—Bueno, ya hablaremos de eso. ¿Tienes alguna influencia con la madre y la hermana? Harán bien en ser hoy muy circunspectas con Raskolnikoff.
—Se lo diré—respondió con aire contrariado Razumikin.
—Hasta la vista. Da las gracias de mi parte a Praskovia Pavlovna por su hospitalidad. Se encerró en su habitación, y aunque le di gritando las buenas noches al través de la puerta, no respondió. Sin embargo, a las siete de la mañana ya estaba levantada; he visto en el corredor que le llevaban el samovar de la cocina... No se ha dignado admitirme a su presencia.
A las nueve en punto Razumikin llegaba a la casa Bakaleieff. Las dos señoras le esperaban desde hacía bastante tiempo con febril impaciencia. Se habían levantado antes de las siete. Entró sombrío, saludó sin gracia y se hizo cargo amargamente de haberse presentado así. No había contado con la huéspeda. Pulkeria Alexandrovna corrió inmediatamente a su encuentro, le tomó las manos y faltó poco para que se las besase. El joven miró tímidamente a Advocia Romanovna; pero en lugar de la expresión burlona y de desdén involuntario y mal disimulado que esperaba encontrar en aquel orgulloso semblante, advirtió tal expresión de reconocimiento y de afectuosa simpatía, que su confusión no reconoció límites. Le hubiera contrariado menos, de seguro, que le hubiese acogido con reproches. Por fortuna, tenía un asunto de conversación perfectamente indicado y se fué a él derecho.
Cuando supo Pulkeria Alexandrovna que su hijo no se había despertado aún, pero que su estado era satisfactorio, indicó que tenía necesidad de conferenciar con Razumikin. La madre y la hija preguntaron en seguida al joven si había tomado ya el te y le invitaron a que lo tomase con ellas, porque habían estado esperando su llegada para ponerlo en la mesa.

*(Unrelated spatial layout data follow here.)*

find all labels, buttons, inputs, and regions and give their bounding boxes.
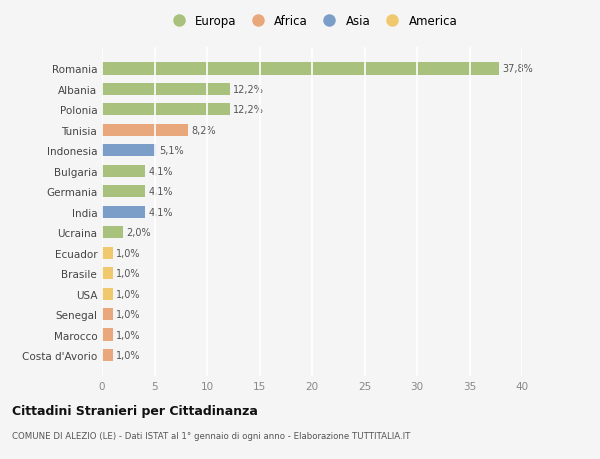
Text: 1,0%: 1,0% [116, 289, 140, 299]
Text: 4,1%: 4,1% [148, 167, 173, 176]
Text: 4,1%: 4,1% [148, 187, 173, 197]
Text: 1,0%: 1,0% [116, 269, 140, 279]
Text: 5,1%: 5,1% [159, 146, 184, 156]
Bar [102, 227, 123, 239]
Bar [102, 165, 145, 178]
Text: COMUNE DI ALEZIO (LE) - Dati ISTAT al 1° gennaio di ogni anno - Elaborazione TUT: COMUNE DI ALEZIO (LE) - Dati ISTAT al 1°… [12, 431, 410, 441]
Text: Cittadini Stranieri per Cittadinanza: Cittadini Stranieri per Cittadinanza [12, 404, 258, 417]
Text: 1,0%: 1,0% [116, 350, 140, 360]
Bar [102, 206, 145, 218]
Bar [102, 247, 113, 259]
Text: 12,2%: 12,2% [233, 85, 264, 95]
Text: 4,1%: 4,1% [148, 207, 173, 217]
Bar [102, 63, 499, 75]
Text: 2,0%: 2,0% [126, 228, 151, 238]
Bar [102, 104, 230, 116]
Bar [102, 186, 145, 198]
Bar [102, 288, 113, 300]
Bar [102, 268, 113, 280]
Text: 8,2%: 8,2% [191, 126, 216, 135]
Legend: Europa, Africa, Asia, America: Europa, Africa, Asia, America [167, 15, 457, 28]
Text: 1,0%: 1,0% [116, 330, 140, 340]
Bar [102, 329, 113, 341]
Bar [102, 349, 113, 362]
Text: 1,0%: 1,0% [116, 309, 140, 319]
Text: 12,2%: 12,2% [233, 105, 264, 115]
Bar [102, 308, 113, 320]
Text: 37,8%: 37,8% [502, 64, 533, 74]
Bar [102, 145, 155, 157]
Bar [102, 124, 188, 137]
Text: 1,0%: 1,0% [116, 248, 140, 258]
Bar [102, 84, 230, 96]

Advocia Romanovna tiró de la campanilla y se presentó un criado mal vestido; se le ordenó que trajese el te, y, en efecto, lo sirvió, pero de una manera tan poco conveniente y tan poco limpia, que las dos señoras no pudieron menos de sentirse avergonzadas. Razumikin renegó de semejante zahurda, y después, acordándose de Ludjin, se calló, perdió la serenidad y experimentó vivísimo contento cuando pudo librarse de aquella situación embarazosa, merced a la granizada de preguntas que le dirigió Pulkeria Alexandrovna.
Interrogado a cada instante, estuvo hablando durante tres cuartos de hora, y contó cuanto sabía concerniente a los principales hechos que habían llenado la vida de Raskolnikoff durante un año. Como es de suponer, pasó en silencio lo que convenía callar, por ejemplo, la escena de la comisaría y sus consecuencias. Las dos señoras le escuchaban con la boca abierta, y cuando el estudiante creyó haberles dado todos los pormenores que podían interesarlas, aun no se dieron por satisfechas.
—Dígame, dígame, ¿qué piensa usted?... ¡Ah, usted perdone... no sé todavía su nombre!...—dijo vivamente Pulkeria Alexandrovna.
—Demetrio Prokofitch.
—Demetrio Prokofitch, tengo grandes deseos de saber cómo considera mi hijo las cosas; o, para expresarme mejor, qué es lo que ama y lo que aborrece. ¿Sigue siendo tan irritable? ¿Cuáles son sus deseos, sus sueños, si usted quiere? ¿Bajo qué influencia particular se encuentra ahora?